We need to change the way we talk about radicalisation
By Queenie Shillam
In the media-soaked society we live in, the way we talk about radicalisation needs to change. Society today revolves around social media, most of the information we receive comes from these social networking platforms. Media are creating a way of looking and viewing certain members of the population, as often some people believe everything they read, especially when the information we receive is written by those in power. Take the above tweet from the president of the United States, Donald Trump. In this blog I will explore the issue with media portrayal and the impact this has on these vulnerable groups. Furthermore, I will discuss what we should do to help as members of the public and how important this is.
First of all, we should define the term radicalisation, but this is no easy task. Radicalisation refers to a ‘process whose outcome is not radicalism but violent extremism’ and in society today we usually always associate radicalisation with Islamist terrorism. As according to the UK government, radicalisation is defined as ‘the process by which a person comes to support terrorism and extremist ideologies associated with terrorist groups’. Radicalisation can mean different things to different people, but this tends to lead to more problems.
The way people in power talk about radicalisation and the links they make to certain groups need to change, as this is fueling the stereotypes and creates ‘suspect communities’. This is the idea that we associate these ideas of terrorism and radicalisation with Muslim communities due to what we are told by the media. However, this is just feeding the problem, by isolating certain groups we are contributing to the radicalisation process as these members feel pushed out of society and will look elsewhere to gain a sense of community with those who they can relate to. A tweet like the one above from Donald Trump shows how he is referring to these people as ‘animals’ and the idea of using toughness and strength is what the issue is. We are creating two camps and people believe what they read and believe these stereotypes, reinforced by the media, that all Muslims are terrorists.
If the people in power are saying we should think in a certain way, their followers will agree. The power they have over issues like this are so dangerous and the consequences can be catastrophic. Of course, we need to talk about radicalisation, but we need to consider all aspects of it and take responsibility for fueling radicalisation. This is why when we discuss such a sensitive and complex topic of radicalisation, especially those in power, must take great care with the words they use. Referring to these groups as ‘animals’ and calling them ‘crazy’. This creates an image in our minds of these groups and this idea is spread amongst whole groups of people, especially when the people telling us hold great power and perceived wisdom.

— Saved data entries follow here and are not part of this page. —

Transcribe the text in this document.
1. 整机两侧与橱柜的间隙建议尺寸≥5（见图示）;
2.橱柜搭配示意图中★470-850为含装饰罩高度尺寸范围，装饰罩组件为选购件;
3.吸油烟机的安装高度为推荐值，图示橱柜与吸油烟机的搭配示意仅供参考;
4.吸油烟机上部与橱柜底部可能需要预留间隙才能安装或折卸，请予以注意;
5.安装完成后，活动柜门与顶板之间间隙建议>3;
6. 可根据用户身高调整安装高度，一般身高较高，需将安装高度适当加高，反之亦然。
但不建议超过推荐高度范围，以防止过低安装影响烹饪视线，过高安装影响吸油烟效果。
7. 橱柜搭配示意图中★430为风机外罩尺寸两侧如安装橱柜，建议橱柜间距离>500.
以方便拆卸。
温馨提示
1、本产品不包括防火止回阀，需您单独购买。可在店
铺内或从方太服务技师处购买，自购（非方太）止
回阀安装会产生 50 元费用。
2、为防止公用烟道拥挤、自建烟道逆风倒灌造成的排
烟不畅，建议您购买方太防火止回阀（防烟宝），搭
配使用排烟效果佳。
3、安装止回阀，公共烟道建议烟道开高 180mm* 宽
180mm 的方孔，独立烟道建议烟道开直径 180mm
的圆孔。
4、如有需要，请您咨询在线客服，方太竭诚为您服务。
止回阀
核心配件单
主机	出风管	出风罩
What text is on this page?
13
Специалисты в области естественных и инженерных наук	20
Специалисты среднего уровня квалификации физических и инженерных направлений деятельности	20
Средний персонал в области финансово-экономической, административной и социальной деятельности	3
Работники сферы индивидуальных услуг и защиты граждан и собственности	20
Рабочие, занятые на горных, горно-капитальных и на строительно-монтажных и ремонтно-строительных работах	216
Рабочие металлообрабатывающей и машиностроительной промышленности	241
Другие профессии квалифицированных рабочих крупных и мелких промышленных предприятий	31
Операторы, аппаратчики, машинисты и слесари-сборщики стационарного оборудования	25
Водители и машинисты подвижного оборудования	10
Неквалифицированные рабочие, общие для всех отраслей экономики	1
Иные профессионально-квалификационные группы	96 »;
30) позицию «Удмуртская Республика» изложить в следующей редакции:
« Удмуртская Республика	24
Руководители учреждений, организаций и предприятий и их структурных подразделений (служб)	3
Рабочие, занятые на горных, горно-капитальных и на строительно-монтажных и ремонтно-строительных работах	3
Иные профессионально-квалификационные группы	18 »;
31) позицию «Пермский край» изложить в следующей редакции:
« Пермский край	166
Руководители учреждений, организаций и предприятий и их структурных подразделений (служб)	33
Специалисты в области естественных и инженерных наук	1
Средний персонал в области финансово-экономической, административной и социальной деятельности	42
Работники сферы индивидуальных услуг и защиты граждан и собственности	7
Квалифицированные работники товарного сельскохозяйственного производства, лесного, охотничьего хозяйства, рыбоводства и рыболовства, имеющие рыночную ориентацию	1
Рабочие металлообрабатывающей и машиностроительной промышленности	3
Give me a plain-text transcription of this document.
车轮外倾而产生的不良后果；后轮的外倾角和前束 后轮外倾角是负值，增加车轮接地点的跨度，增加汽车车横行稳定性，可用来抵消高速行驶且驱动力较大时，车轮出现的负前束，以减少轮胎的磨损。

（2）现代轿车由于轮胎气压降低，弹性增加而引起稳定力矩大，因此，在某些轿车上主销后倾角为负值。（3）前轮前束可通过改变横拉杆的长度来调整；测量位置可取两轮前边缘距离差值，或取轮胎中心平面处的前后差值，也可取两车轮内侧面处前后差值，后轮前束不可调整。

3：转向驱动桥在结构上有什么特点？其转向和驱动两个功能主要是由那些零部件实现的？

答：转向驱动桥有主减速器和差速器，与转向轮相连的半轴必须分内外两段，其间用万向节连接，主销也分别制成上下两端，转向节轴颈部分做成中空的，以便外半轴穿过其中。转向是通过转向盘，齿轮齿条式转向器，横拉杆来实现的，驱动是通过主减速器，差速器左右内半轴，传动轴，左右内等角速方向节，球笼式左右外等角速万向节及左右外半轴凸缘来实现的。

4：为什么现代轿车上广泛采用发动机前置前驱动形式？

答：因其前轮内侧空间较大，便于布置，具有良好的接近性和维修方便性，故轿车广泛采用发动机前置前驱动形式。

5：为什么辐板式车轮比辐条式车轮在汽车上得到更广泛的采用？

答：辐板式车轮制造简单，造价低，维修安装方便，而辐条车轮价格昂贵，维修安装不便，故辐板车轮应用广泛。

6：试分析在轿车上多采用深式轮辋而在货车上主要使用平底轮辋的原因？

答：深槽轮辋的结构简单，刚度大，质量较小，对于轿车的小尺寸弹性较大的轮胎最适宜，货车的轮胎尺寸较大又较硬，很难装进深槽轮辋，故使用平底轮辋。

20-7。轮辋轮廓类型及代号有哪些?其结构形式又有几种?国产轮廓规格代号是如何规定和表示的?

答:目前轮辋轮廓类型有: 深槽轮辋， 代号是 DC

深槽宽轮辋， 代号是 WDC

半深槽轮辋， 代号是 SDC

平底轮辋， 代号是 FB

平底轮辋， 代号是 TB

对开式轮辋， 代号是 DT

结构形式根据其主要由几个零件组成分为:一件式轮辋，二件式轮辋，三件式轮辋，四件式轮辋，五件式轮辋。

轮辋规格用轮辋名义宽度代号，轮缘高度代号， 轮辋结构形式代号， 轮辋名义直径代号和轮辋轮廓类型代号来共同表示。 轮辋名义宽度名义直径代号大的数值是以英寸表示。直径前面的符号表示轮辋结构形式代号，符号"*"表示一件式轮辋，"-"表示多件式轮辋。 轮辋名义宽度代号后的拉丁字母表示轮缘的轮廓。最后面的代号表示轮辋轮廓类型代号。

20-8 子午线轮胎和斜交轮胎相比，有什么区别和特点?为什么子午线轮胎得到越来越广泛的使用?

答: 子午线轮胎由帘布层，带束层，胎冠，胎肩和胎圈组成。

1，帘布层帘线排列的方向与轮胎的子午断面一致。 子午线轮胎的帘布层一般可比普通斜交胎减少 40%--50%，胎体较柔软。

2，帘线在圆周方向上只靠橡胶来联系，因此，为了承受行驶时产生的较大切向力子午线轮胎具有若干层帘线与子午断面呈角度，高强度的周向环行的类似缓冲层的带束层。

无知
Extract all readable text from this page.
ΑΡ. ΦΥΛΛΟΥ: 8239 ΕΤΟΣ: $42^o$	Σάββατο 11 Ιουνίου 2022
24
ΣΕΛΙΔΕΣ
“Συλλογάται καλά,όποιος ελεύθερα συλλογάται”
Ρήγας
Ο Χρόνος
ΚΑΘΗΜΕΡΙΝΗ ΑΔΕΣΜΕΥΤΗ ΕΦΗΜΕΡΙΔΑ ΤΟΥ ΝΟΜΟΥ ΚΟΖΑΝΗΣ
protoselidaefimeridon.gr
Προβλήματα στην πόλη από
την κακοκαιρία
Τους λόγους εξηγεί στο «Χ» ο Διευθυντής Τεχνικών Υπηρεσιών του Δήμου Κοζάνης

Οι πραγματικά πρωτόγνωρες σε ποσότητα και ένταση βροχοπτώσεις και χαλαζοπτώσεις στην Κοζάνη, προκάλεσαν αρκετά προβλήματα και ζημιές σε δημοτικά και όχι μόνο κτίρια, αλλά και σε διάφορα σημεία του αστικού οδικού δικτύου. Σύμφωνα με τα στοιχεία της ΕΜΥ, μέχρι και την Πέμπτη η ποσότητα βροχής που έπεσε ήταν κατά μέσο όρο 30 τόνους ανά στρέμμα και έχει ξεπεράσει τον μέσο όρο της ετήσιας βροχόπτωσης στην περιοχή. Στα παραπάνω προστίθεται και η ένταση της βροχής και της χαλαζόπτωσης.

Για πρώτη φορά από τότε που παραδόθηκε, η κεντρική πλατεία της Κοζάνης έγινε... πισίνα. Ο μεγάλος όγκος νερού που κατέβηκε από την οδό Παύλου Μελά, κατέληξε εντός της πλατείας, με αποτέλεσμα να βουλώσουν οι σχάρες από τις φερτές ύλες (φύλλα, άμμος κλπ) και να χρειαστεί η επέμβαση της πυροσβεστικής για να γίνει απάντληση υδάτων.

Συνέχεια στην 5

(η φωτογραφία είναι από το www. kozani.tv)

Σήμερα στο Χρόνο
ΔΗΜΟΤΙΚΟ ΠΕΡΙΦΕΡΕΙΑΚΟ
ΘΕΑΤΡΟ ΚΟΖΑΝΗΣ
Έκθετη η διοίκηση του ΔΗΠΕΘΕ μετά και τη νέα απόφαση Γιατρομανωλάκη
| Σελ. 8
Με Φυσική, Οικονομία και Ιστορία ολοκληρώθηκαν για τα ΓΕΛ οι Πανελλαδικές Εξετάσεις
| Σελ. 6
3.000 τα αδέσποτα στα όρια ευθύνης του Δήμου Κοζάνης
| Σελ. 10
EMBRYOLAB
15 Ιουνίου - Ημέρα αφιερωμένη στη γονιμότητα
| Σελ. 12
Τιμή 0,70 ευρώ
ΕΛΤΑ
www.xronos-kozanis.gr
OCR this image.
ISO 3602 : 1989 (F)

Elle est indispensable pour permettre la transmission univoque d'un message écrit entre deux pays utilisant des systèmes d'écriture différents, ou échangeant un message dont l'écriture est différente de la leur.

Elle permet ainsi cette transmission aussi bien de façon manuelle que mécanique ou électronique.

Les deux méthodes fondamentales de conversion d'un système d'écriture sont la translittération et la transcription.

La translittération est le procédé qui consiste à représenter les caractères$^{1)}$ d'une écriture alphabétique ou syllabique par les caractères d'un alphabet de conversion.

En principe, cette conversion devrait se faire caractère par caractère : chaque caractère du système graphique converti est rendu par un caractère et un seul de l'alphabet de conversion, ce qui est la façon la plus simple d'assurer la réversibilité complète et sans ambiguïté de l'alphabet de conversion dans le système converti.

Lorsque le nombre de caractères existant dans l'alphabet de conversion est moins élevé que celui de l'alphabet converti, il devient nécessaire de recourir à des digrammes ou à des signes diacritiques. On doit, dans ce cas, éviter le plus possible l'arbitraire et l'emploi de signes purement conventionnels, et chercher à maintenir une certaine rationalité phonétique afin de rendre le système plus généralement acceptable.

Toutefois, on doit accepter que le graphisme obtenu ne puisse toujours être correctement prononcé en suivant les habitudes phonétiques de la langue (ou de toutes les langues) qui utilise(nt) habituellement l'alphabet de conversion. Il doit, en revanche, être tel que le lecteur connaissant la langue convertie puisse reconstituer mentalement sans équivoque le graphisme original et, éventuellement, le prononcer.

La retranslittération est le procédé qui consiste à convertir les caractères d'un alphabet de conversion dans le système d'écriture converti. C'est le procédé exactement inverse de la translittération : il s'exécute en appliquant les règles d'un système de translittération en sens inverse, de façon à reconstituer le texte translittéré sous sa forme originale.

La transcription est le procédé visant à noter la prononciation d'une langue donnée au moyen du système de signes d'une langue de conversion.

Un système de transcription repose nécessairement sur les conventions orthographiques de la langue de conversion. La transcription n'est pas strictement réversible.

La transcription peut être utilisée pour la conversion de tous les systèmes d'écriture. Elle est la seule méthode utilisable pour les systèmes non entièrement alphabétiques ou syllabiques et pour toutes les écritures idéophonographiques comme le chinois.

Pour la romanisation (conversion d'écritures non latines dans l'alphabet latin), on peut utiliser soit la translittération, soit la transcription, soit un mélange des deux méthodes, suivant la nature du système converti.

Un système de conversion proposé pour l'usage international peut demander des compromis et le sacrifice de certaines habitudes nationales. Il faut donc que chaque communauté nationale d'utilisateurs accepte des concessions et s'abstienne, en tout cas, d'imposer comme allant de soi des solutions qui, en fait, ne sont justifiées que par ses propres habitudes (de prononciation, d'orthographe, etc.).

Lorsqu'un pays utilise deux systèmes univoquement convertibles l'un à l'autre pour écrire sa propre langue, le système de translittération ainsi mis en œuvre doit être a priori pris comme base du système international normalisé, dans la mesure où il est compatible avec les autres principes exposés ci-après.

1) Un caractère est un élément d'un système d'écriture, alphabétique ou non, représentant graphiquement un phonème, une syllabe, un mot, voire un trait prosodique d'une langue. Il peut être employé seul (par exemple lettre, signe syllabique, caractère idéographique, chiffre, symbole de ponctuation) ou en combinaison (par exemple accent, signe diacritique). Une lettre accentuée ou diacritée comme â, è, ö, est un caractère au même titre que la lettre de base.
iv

When headlines in the paper blame Muslim groups and target all members of Muslim communities we see this and believe blaming them is the norm and treating these groups differently. So, if these members feel they are being constantly watched, this leads to increased chances of radicalisation in the first place.
Bearing all of this in mind, we can begin to see where the increase in radicalisation is coming from and possibly what we can do to reduce these rates. For one, we need to change our language revolving around any form of terrorist attack and the people involved, as this leads to whole groups of people being blamed and mistreated – this begins to isolate vulnerable groups. We need a united society, based on trust. We want to know the media are telling us the whole truth regarding these situations, but often the media twist these truths in order to support their point. Especially political figures ,too, by creating these suspect communities, they thrive on how people join together to blame a singular group.
In conclusion, when we discuss the concept of radicalisation we should bear in mind the consequences and implications this could have. We must be mindful of what we are saying and to whom, while being aware of what we are reading and where this comes from. In order to reduce the amount of radicalisation and the effect this has on vulnerable people.